I was asked why we do not propose in future to use depreciation for meeting part of the large capital investment which the Board have to make. But that is, in fact, what we do. If the hon. and gallant Member looks again at my original remarks this afternoon, he will find that the Board expect to pay something like three-quarters of the £635 million from depreciation, leaving about £160 million to be advanced. That is the answer. It is a very high proportion of the total investment.

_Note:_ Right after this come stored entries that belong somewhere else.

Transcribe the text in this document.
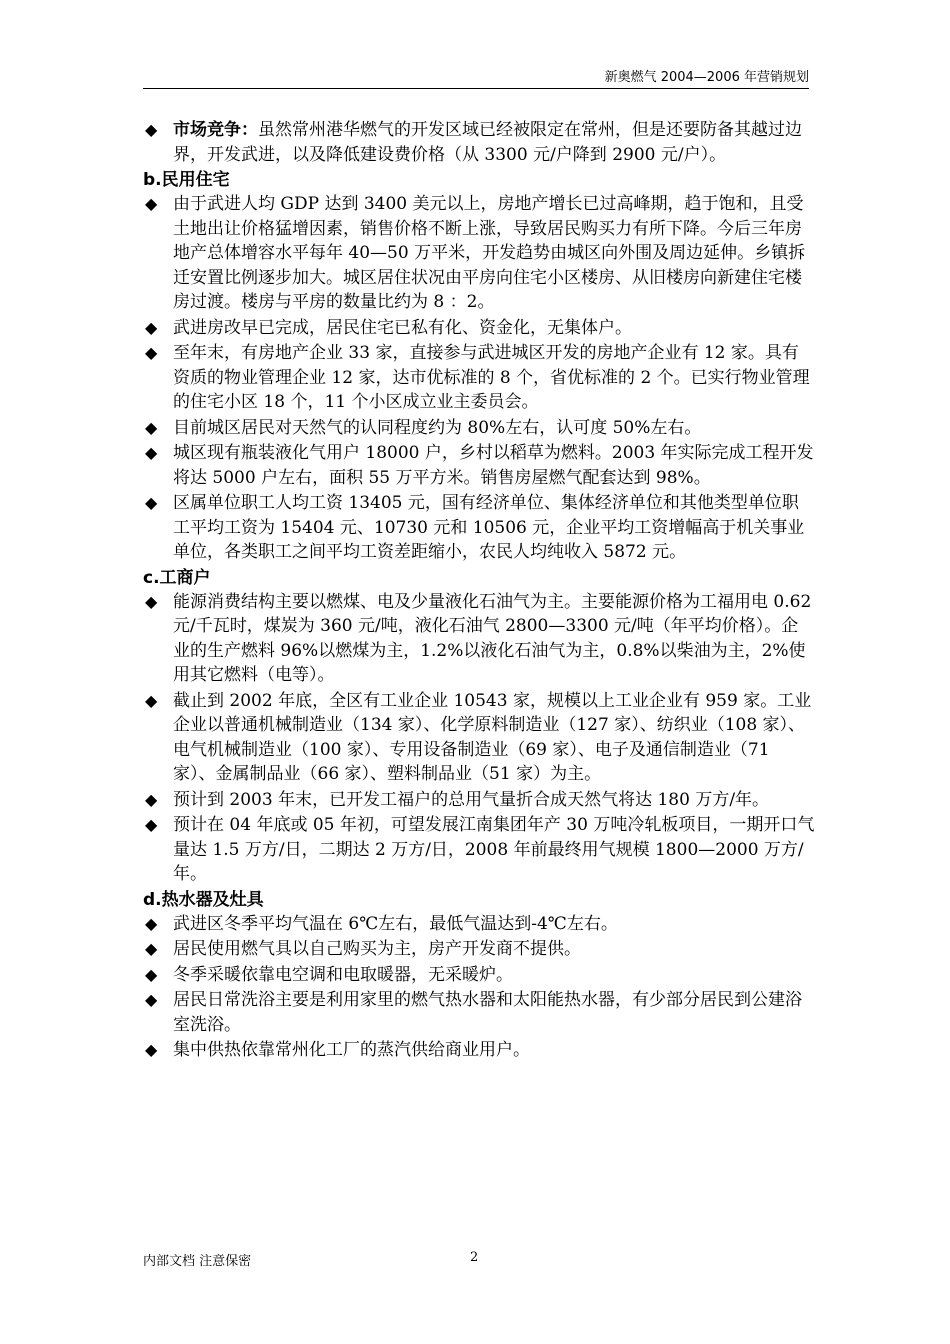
新奥燃气 2004—2006 年营销规划
◆ 市场竞争：虽然常州港华燃气的开发区域已经被限定在常州，但是还要防备其越过边界，开发武进，以及降低建设费价格（从 3300 元/户降到 2900 元/户）。
b.民用住宅
◆ 由于武进人均 GDP 达到 3400 美元以上，房地产增长已过高峰期，趋于饱和，且受土地出让价格猛增因素，销售价格不断上涨，导致居民购买力有所下降。今后三年房地产总体增容水平每年 40—50 万平米，开发趋势由城区向外围及周边延伸。乡镇拆迁安置比例逐步加大。城区居住状况由平房向住宅小区楼房、从旧楼房向新建住宅楼房过渡。楼房与平房的数量比约为 8 ：2。
◆ 武进房改早已完成，居民住宅已私有化、资金化，无集体户。
◆ 至年末，有房地产企业 33 家，直接参与武进城区开发的房地产企业有 12 家。具有资质的物业管理企业 12 家，达市优标准的 8 个，省优标准的 2 个。已实行物业管理的住宅小区 18 个，11 个小区成立业主委员会。
◆ 目前城区居民对天然气的认同程度约为 80%左右，认可度 50%左右。
◆ 城区现有瓶装液化气用户 18000 户，乡村以稻草为燃料。2003 年实际完成工程开发将达 5000 户左右，面积 55 万平方米。销售房屋燃气配套达到 98%。
◆ 区属单位职工人均工资 13405 元，国有经济单位、集体经济单位和其他类型单位职工平均工资为 15404 元、10730 元和 10506 元，企业平均工资增幅高于机关事业单位，各类职工之间平均工资差距缩小，农民人均纯收入 5872 元。
c.工商户
◆ 能源消费结构主要以燃煤、电及少量液化石油气为主。主要能源价格为工福用电 0.62 元/千瓦时，煤炭为 360 元/吨，液化石油气 2800—3300 元/吨（年平均价格）。企业的生产燃料 96%以燃煤为主，1.2%以液化石油气为主，0.8%以柴油为主，2%使用其它燃料（电等）。
◆ 截止到 2002 年底，全区有工业企业 10543 家，规模以上工业企业有 959 家。工业企业以普通机械制造业（134 家）、化学原料制造业（127 家）、纺织业（108 家）、电气机械制造业（100 家）、专用设备制造业（69 家）、电子及通信制造业（71 家）、金属制品业（66 家）、塑料制品业（51 家）为主。
◆ 预计到 2003 年末，已开发工福户的总用气量折合成天然气将达 180 万方/年。
◆ 预计在 04 年底或 05 年初，可望发展江南集团年产 30 万吨冷轧板项目，一期开口气量达 1.5 万方/日，二期达 2 万方/日，2008 年前最终用气规模 1800—2000 万方/年。
d.热水器及灶具
◆ 武进区冬季平均气温在 6℃左右，最低气温达到-4℃左右。
◆ 居民使用燃气具以自己购买为主，房产开发商不提供。
◆ 冬季采暖依靠电空调和电取暖器，无采暖炉。
◆ 居民日常洗浴主要是利用家里的燃气热水器和太阳能热水器，有少部分居民到公建浴室洗浴。
◆ 集中供热依靠常州化工厂的蒸汽供给商业用户。
内部文档 注意保密	2
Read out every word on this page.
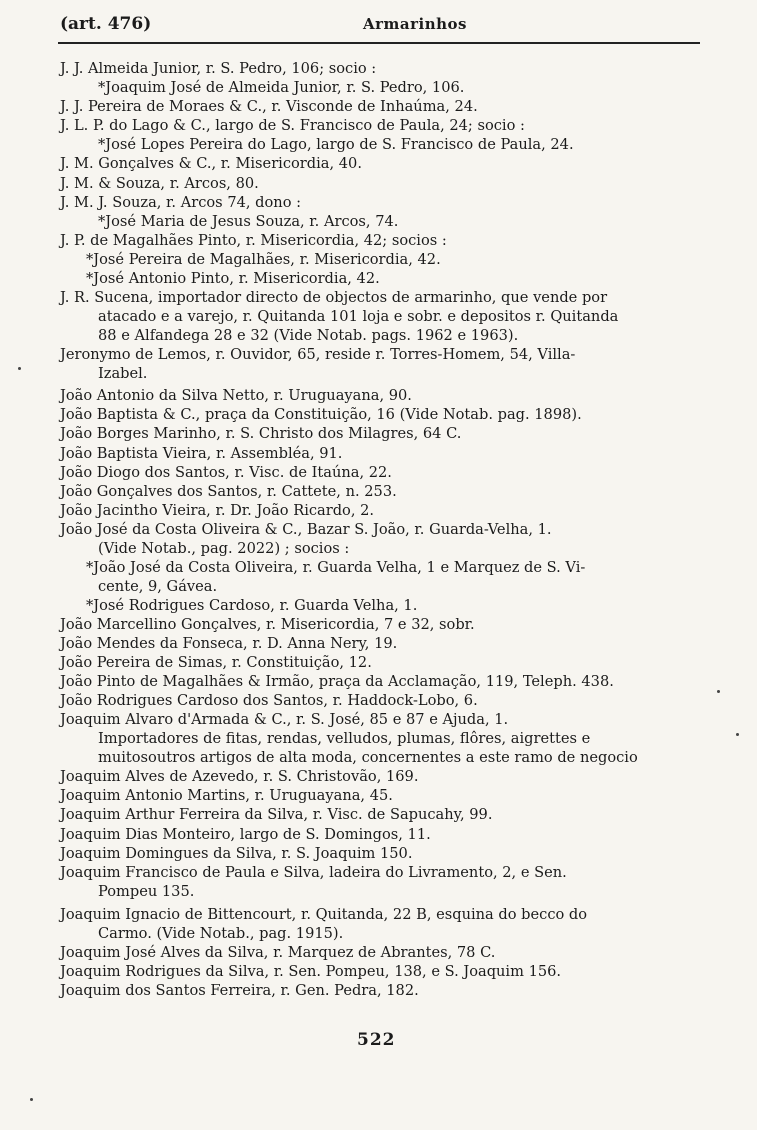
(art. 476)	Armarinhos
J. J. Almeida Junior, r. S. Pedro, 106; socio :
*Joaquim José de Almeida Junior, r. S. Pedro, 106.
J. J. Pereira de Moraes & C., r. Visconde de Inhaúma, 24.
J. L. P. do Lago & C., largo de S. Francisco de Paula, 24; socio :
*José Lopes Pereira do Lago, largo de S. Francisco de Paula, 24.
J. M. Gonçalves & C., r. Misericordia, 40.
J. M. & Souza, r. Arcos, 80.
J. M. J. Souza, r. Arcos 74, dono :
*José Maria de Jesus Souza, r. Arcos, 74.
J. P. de Magalhães Pinto, r. Misericordia, 42; socios :
*José Pereira de Magalhães, r. Misericordia, 42.
*José Antonio Pinto, r. Misericordia, 42.
J. R. Sucena, importador directo de objectos de armarinho, que vende por
atacado e a varejo, r. Quitanda 101 loja e sobr. e depositos r. Quitanda
88 e Alfandega 28 e 32 (Vide Notab. pags. 1962 e 1963).
Jeronymo de Lemos, r. Ouvidor, 65, reside r. Torres-Homem, 54, Villa-
Izabel.
João Antonio da Silva Netto, r. Uruguayana, 90.
João Baptista & C., praça da Constituição, 16 (Vide Notab. pag. 1898).
João Borges Marinho, r. S. Christo dos Milagres, 64 C.
João Baptista Vieira, r. Assembléa, 91.
João Diogo dos Santos, r. Visc. de Itaúna, 22.
João Gonçalves dos Santos, r. Cattete, n. 253.
João Jacintho Vieira, r. Dr. João Ricardo, 2.
João José da Costa Oliveira & C., Bazar S. João, r. Guarda-Velha, 1.
(Vide Notab., pag. 2022) ; socios :
*João José da Costa Oliveira, r. Guarda Velha, 1 e Marquez de S. Vi-
cente, 9, Gávea.
*José Rodrigues Cardoso, r. Guarda Velha, 1.
João Marcellino Gonçalves, r. Misericordia, 7 e 32, sobr.
João Mendes da Fonseca, r. D. Anna Nery, 19.
João Pereira de Simas, r. Constituição, 12.
João Pinto de Magalhães & Irmão, praça da Acclamação, 119, Teleph. 438.
João Rodrigues Cardoso dos Santos, r. Haddock-Lobo, 6.
Joaquim Alvaro d'Armada & C., r. S. José, 85 e 87 e Ajuda, 1.
Importadores de fitas, rendas, velludos, plumas, flôres, aigrettes e
muitosoutros artigos de alta moda, concernentes a este ramo de negocio
Joaquim Alves de Azevedo, r. S. Christovão, 169.
Joaquim Antonio Martins, r. Uruguayana, 45.
Joaquim Arthur Ferreira da Silva, r. Visc. de Sapucahy, 99.
Joaquim Dias Monteiro, largo de S. Domingos, 11.
Joaquim Domingues da Silva, r. S. Joaquim 150.
Joaquim Francisco de Paula e Silva, ladeira do Livramento, 2, e Sen.
Pompeu 135.
Joaquim Ignacio de Bittencourt, r. Quitanda, 22 B, esquina do becco do
Carmo. (Vide Notab., pag. 1915).
Joaquim José Alves da Silva, r. Marquez de Abrantes, 78 C.
Joaquim Rodrigues da Silva, r. Sen. Pompeu, 138, e S. Joaquim 156.
Joaquim dos Santos Ferreira, r. Gen. Pedra, 182.
522
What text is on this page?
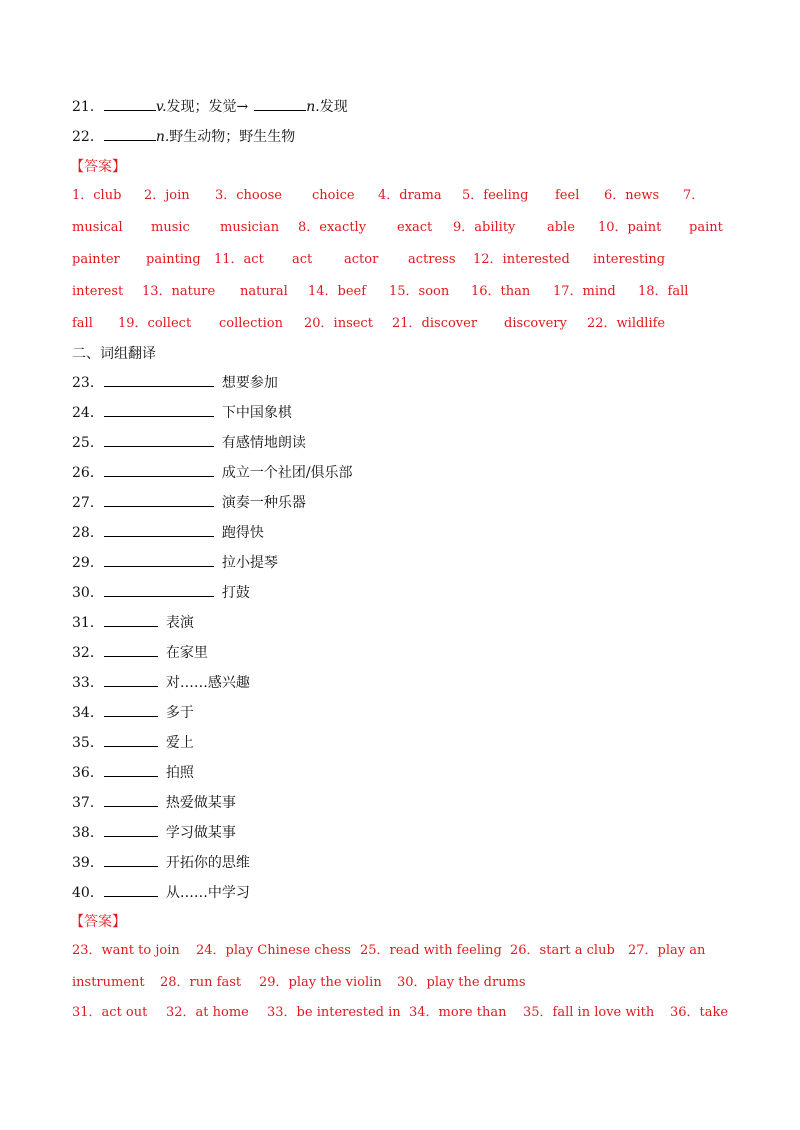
21．	v.发现；发觉→	n.发现
22．	n.野生动物；野生生物
【答案】
1．club 2．join 3．choose choice 4．drama 5．feeling feel 6．news 7．
musical music musician 8．exactly exact 9．ability able 10．paint paint
painter painting 11．act act actor actress 12．interested interesting
interest 13．nature natural 14．beef 15．soon 16．than 17．mind 18．fall
fall 19．collect collection 20．insect 21．discover discovery 22．wildlife
二、词组翻译
23．	想要参加
24．	下中国象棋
25．	有感情地朗读
26．	成立一个社团/俱乐部
27．	演奏一种乐器
28．	跑得快
29．	拉小提琴
30．	打鼓
31．	表演
32．	在家里
33．	对……感兴趣
34．	多于
35．	爱上
36．	拍照
37．	热爱做某事
38．	学习做某事
39．	开拓你的思维
40．	从……中学习
【答案】
23．want to join 24．play Chinese chess 25．read with feeling 26．start a club 27．play an
instrument 28．run fast 29．play the violin 30．play the drums
31．act out 32．at home 33．be interested in 34．more than 35．fall in love with 36．take
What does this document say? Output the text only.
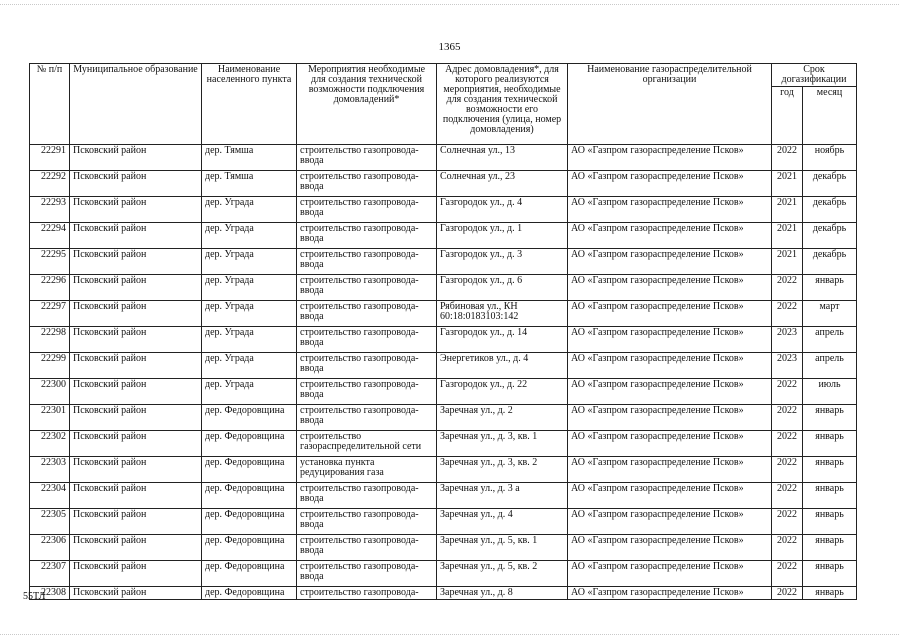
1365
№ п/п	Муниципальное образование	Наименование населенного пункта	Мероприятия необходимые для создания технической возможности подключения домовладений*	Адрес домовладения*, для которого реализуются мероприятия, необходимые для создания технической возможности его подключения (улица, номер домовладения)	Наименование газораспределительной организации	Срок догазификации	
						год	месяц
22291	Псковский район	дер. Тямша	строительство газопровода-ввода	Солнечная ул., 13	АО «Газпром газораспределение Псков»	2022	ноябрь
22292	Псковский район	дер. Тямша	строительство газопровода-ввода	Солнечная ул., 23	АО «Газпром газораспределение Псков»	2021	декабрь
22293	Псковский район	дер. Уграда	строительство газопровода-ввода	Газгородок ул., д. 4	АО «Газпром газораспределение Псков»	2021	декабрь
22294	Псковский район	дер. Уграда	строительство газопровода-ввода	Газгородок ул., д. 1	АО «Газпром газораспределение Псков»	2021	декабрь
22295	Псковский район	дер. Уграда	строительство газопровода-ввода	Газгородок ул., д. 3	АО «Газпром газораспределение Псков»	2021	декабрь
22296	Псковский район	дер. Уграда	строительство газопровода-ввода	Газгородок ул., д. 6	АО «Газпром газораспределение Псков»	2022	январь
22297	Псковский район	дер. Уграда	строительство газопровода-ввода	Рябиновая ул., КН 60:18:0183103:142	АО «Газпром газораспределение Псков»	2022	март
22298	Псковский район	дер. Уграда	строительство газопровода-ввода	Газгородок ул., д. 14	АО «Газпром газораспределение Псков»	2023	апрель
22299	Псковский район	дер. Уграда	строительство газопровода-ввода	Энергетиков ул., д. 4	АО «Газпром газораспределение Псков»	2023	апрель
22300	Псковский район	дер. Уграда	строительство газопровода-ввода	Газгородок ул., д. 22	АО «Газпром газораспределение Псков»	2022	июль
22301	Псковский район	дер. Федоровщина	строительство газопровода-ввода	Заречная ул., д. 2	АО «Газпром газораспределение Псков»	2022	январь
22302	Псковский район	дер. Федоровщина	строительство газораспределительной сети	Заречная ул., д. 3, кв. 1	АО «Газпром газораспределение Псков»	2022	январь
22303	Псковский район	дер. Федоровщина	установка пункта редуцирования газа	Заречная ул., д. 3, кв. 2	АО «Газпром газораспределение Псков»	2022	январь
22304	Псковский район	дер. Федоровщина	строительство газопровода-ввода	Заречная ул., д. 3 а	АО «Газпром газораспределение Псков»	2022	январь
22305	Псковский район	дер. Федоровщина	строительство газопровода-ввода	Заречная ул., д. 4	АО «Газпром газораспределение Псков»	2022	январь
22306	Псковский район	дер. Федоровщина	строительство газопровода-ввода	Заречная ул., д. 5, кв. 1	АО «Газпром газораспределение Псков»	2022	январь
22307	Псковский район	дер. Федоровщина	строительство газопровода-ввода	Заречная ул., д. 5, кв. 2	АО «Газпром газораспределение Псков»	2022	январь
22308	Псковский район	дер. Федоровщина	строительство газопровода-	Заречная ул., д. 8	АО «Газпром газораспределение Псков»	2022	январь
55ТЛ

The hon. and gallant Member for East Grinstead said that I had implied that there had been no capital investment in the inter-war period, whereas in fact there had been considerable investment. I did not mean to say that, and I think that when the hon. and gallant Member reads my speech, he will find that I did not say it. Since he has raised the point, however, I must say this. Before the war there were, of course, some very good companies which kept up to date, but broadly the situation was described by the Reid Report in these words. Comparing this country with the Continent, they say, In Britain, on the other hand, the industry as a whole was in a perpetual state of financial embarrassment. They say: One reason … why continental countries have been able to forge ahead in productivity per man is the fact that they have been able to command adequate financial resources with which to carry out major technical improvements. They talk elsewhere about the atmosphere of financial stringency and the lack of broad vision which it must be admitted generally surrounded the production of British coal in the industry. I am not trying to be controversial, but am saying that the Reid Report made it plain that for a long period, due of course to the two world wars and the years of lean trade and of mass unemployment between the two world wars, there had been underinvestment in coal which had to be made good.

Colonel Clarke

May I add one other reason—that for 25 years before the war the threat of nationalisation hung over the owners the whole time? The Minister knows that it was publicly declared that if they were returned to power, they would nationalise the mines, and that discouraged private investment.

Mr. Noel-Baker

As I say, I do not want to be controversial, but I must confess to the view that if the owners had put back into the industry a good part of what they took out of it in the First World War, we would not have had any trouble about investment.

Mr. Bracken

I think the right hon. Gentleman is getting into strange waters. Suppose it had been known that the Anglo-Persian Oil Company was to be nationalised, the prices on the stock markets would have fallen heavily. They have fallen heavily now. Nationalisation is a terrible threat to property, and the right hon. Gentleman must admit it.

Mr. Noel-Baker

If the industry had invested its profits in the first war, it would have been able to modernise and re-equip itself, and I am certain it would not have fallen behind its continental competitors. The point is that now nearly everyone is agreed that this financial stringency of which the Reid Report spoke between the wars shall not happen again. We think, thanks to nationalisation, that we are able to put it right.

The right hon. Gentleman asked whether these figures are real, whether we are able to do this investing, whether we will get the steel and investments. I reply in broad terms that armaments cannot be got without coal. Coal production has not yet been held up for want of materials or of steel. I am resolved, as far as I am concerned, that it shall not be so. We have got to have this big investment, we have got to make it real and speed it up if we can. We have to pass this Bill now. I am sure hon. and right hon. Members really agree with that, and since they do, perhaps I may end by saying one thing more. Quite clearly from his speech the right hon. Member for Bournemouth, East and Christchurch, knows quite well that we have to have this big investment and we have to have this Bill. Therefore, I have every confidence that he will vote for it with the wholehearted enthusiasm he shows in everything he does.

Question put, and agreed to.

Bill accordingly read a Second time.

Committed to a Committee of the whole House for Tomorrow.